Abstract Multiphase flow monitoring of the oil and gas production process is of great significance to the safety of oil and gas exploitation and production. Electrical capacitance tomography (ECT) is one of the most attractive technologies in the field of multiphase flow measurement due to the advantages of its non-radioactive and non-contact properties, good visualization, and low cost. We propose a reconstruction algorithm based on wavelet and richer convolution feature (W-RCF) for solving the problem of artifacts and edge blurring in ECT imaging. In the algorithm, the two-channel source images of Tikhonov regularization and Landweber are simultaneously decomposed by a three-level wavelet.

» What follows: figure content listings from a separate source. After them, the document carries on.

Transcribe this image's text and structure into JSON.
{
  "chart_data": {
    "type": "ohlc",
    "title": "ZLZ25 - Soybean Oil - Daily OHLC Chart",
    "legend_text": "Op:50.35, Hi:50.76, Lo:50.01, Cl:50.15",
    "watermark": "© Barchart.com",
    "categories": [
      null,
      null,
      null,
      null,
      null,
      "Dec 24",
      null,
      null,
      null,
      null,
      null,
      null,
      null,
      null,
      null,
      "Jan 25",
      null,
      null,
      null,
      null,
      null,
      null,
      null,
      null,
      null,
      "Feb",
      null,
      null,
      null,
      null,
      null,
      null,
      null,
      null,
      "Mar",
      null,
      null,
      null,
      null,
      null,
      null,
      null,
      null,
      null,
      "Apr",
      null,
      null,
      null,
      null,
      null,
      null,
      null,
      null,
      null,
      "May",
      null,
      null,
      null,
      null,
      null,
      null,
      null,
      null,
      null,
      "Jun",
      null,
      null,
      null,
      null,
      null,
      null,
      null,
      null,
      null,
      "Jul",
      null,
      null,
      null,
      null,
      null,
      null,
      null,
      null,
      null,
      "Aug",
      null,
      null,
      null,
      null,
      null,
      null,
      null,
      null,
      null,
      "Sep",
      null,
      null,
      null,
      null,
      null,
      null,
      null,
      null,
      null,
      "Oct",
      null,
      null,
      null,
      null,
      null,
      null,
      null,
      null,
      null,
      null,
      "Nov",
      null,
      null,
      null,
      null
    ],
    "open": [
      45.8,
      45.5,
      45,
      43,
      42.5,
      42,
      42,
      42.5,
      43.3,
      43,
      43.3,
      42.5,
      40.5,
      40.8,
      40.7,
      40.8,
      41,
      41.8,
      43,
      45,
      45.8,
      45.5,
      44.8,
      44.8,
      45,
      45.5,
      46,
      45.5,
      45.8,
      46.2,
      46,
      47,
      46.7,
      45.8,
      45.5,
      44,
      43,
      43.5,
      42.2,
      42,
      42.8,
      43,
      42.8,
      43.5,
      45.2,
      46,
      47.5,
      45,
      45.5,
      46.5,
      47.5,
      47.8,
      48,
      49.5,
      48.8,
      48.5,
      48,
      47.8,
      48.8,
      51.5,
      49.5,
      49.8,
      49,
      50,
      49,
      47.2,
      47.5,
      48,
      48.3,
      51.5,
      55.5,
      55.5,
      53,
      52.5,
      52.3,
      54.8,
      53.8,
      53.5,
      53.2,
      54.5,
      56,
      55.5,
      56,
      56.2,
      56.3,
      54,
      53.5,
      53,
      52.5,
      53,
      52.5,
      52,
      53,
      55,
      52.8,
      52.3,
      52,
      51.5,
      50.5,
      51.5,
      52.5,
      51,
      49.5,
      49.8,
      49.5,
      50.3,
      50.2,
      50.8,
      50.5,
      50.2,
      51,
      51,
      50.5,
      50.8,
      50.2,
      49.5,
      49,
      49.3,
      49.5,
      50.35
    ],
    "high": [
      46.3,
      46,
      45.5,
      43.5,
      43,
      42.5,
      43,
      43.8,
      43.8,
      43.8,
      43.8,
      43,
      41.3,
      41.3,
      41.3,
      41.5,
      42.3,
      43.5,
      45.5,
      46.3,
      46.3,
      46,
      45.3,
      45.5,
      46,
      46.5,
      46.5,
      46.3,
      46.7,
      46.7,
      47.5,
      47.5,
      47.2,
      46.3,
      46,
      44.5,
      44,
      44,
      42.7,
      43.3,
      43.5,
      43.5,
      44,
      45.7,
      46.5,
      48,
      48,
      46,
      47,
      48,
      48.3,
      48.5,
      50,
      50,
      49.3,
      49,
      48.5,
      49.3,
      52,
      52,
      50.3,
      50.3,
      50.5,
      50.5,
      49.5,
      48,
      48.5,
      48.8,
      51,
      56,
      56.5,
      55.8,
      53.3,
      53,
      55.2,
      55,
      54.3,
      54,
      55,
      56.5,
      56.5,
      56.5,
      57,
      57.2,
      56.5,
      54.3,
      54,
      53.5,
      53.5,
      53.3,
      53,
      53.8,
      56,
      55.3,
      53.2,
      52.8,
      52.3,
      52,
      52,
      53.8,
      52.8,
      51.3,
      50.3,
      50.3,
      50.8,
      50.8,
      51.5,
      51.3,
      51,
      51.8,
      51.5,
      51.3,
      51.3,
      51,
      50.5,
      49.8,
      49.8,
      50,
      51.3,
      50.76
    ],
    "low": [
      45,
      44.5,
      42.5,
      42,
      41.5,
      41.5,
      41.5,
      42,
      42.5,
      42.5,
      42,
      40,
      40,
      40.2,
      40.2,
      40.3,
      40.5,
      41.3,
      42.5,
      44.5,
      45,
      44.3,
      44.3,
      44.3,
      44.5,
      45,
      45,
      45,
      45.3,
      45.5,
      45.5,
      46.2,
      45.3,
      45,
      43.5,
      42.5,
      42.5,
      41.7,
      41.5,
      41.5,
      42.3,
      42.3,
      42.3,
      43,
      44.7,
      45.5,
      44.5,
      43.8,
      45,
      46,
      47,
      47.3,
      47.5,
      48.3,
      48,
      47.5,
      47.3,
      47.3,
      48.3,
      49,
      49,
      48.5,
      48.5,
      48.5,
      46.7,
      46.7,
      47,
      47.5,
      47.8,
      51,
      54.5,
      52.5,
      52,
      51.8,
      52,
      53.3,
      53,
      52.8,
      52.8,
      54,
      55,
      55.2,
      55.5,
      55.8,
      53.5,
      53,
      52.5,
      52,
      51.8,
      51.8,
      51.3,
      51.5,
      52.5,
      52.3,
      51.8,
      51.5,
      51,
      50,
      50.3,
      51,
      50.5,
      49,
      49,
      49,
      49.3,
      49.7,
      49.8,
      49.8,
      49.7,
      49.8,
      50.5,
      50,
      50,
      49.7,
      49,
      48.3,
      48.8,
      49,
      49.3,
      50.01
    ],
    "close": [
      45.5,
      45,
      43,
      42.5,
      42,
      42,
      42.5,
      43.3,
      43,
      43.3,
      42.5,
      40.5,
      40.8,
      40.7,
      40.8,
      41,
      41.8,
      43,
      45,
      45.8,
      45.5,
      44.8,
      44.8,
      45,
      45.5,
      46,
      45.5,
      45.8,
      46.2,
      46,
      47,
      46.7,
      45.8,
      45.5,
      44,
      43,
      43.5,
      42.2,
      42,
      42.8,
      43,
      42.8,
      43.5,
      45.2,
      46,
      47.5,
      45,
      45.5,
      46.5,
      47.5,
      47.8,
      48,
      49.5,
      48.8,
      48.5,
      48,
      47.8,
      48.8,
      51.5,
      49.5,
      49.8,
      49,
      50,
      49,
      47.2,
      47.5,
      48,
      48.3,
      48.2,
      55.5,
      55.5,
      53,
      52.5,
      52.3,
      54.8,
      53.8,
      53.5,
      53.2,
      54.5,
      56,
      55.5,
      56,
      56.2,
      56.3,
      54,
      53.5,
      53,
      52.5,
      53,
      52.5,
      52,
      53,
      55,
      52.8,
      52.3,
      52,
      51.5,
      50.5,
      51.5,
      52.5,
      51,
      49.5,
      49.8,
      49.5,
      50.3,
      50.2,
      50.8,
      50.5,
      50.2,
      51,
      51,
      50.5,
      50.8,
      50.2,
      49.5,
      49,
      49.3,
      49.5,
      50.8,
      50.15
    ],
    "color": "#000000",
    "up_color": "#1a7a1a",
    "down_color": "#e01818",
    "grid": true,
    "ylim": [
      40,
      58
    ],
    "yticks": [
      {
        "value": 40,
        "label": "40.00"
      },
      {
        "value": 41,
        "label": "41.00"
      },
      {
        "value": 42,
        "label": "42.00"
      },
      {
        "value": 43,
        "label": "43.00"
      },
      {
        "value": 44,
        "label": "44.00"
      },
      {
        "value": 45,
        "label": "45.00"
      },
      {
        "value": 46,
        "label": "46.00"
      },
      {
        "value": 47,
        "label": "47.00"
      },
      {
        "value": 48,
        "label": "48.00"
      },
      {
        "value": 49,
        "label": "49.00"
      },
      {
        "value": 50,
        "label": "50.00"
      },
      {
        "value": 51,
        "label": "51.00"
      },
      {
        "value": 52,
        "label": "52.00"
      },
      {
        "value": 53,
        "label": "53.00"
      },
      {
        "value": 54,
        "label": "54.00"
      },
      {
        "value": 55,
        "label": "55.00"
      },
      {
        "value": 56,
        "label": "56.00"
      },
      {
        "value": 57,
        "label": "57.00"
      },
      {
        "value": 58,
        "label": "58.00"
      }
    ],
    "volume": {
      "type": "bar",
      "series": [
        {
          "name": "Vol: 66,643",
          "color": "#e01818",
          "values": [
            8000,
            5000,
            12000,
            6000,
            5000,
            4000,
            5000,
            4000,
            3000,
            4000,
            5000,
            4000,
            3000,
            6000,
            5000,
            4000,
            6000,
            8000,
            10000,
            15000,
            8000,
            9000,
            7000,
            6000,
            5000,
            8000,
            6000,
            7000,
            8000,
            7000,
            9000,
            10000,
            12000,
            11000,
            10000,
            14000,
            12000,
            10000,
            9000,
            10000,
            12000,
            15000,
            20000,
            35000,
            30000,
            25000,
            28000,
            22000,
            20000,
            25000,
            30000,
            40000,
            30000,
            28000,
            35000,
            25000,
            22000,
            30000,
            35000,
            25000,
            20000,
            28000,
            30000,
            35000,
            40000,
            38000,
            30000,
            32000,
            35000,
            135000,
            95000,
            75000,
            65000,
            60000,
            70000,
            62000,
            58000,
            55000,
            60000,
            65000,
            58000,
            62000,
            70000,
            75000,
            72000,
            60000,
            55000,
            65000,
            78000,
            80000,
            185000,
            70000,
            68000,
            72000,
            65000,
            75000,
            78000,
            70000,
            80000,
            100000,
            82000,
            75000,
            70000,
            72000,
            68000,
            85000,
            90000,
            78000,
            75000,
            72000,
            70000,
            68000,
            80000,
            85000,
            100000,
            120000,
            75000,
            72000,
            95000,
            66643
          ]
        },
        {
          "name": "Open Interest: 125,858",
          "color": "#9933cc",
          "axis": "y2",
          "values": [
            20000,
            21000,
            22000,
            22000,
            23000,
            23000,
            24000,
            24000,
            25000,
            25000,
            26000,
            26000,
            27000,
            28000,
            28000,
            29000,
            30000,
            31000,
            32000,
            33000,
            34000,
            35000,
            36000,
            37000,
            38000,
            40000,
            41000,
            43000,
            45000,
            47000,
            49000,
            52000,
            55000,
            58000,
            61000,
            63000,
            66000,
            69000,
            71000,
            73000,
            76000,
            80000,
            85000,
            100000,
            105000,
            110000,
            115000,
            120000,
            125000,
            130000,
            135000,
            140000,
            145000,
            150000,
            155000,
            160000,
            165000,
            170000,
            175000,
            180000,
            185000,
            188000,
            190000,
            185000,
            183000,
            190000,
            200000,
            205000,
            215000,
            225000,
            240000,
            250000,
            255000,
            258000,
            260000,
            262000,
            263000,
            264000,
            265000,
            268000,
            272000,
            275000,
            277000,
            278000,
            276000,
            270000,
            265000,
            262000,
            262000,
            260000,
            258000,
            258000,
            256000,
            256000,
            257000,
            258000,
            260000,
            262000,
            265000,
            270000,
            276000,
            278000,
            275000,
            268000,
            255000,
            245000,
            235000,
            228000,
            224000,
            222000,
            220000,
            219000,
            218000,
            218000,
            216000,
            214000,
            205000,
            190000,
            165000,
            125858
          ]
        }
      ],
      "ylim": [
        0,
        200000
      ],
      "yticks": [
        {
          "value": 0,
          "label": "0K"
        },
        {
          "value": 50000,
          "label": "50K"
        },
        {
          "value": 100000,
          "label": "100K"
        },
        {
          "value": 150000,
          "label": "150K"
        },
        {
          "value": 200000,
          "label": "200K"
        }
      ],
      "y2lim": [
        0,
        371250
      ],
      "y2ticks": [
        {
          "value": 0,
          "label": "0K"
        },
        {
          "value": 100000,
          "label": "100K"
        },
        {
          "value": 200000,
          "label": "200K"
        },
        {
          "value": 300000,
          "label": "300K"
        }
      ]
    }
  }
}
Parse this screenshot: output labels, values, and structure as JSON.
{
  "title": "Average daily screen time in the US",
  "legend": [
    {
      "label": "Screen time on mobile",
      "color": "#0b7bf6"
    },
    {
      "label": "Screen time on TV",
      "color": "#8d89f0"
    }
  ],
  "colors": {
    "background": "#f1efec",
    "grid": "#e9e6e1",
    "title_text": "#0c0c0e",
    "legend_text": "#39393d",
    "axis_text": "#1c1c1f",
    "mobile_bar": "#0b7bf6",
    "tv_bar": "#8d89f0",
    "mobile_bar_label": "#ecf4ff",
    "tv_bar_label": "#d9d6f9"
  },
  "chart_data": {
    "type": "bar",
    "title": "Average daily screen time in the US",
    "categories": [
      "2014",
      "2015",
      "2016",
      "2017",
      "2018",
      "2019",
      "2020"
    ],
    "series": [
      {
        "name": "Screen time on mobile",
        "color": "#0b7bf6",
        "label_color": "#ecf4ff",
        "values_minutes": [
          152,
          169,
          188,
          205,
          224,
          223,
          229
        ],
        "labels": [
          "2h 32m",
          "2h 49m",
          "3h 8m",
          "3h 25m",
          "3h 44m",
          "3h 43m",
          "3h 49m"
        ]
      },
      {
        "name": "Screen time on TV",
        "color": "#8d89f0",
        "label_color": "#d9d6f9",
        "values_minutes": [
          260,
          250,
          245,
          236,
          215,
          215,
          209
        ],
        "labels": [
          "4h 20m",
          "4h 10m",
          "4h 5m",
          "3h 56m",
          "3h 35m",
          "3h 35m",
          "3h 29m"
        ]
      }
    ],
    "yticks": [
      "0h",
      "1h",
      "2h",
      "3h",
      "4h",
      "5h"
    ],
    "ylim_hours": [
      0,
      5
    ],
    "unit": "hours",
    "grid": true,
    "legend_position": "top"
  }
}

On this basis, an image fusion rule combining Bayesian decision and maximum entropy threshold is established to optimize the wavelet coefficients at each scale. The rule can reduce image artifacts and compensate for the defects in the source images. Afterward, the fused images are input to the RCF network for training and testing, and ECT reconstructed images with higher quality are obtained. Based on the simulation and experimental results, it can be seen that the image reconstruction quality of W-RCF is significantly better than that of the linear back projection, Tikhonov regularization, Landweber, and convolutional neural network algorithms. Therefore, the W-RCF algorithm has higher accuracy and stronger adaptability for multiphase flow under different flow patterns, which provides an effective method of ECT image reconstruction and is more suitable for visual monitoring of multiphase flow in the oil and gas production process.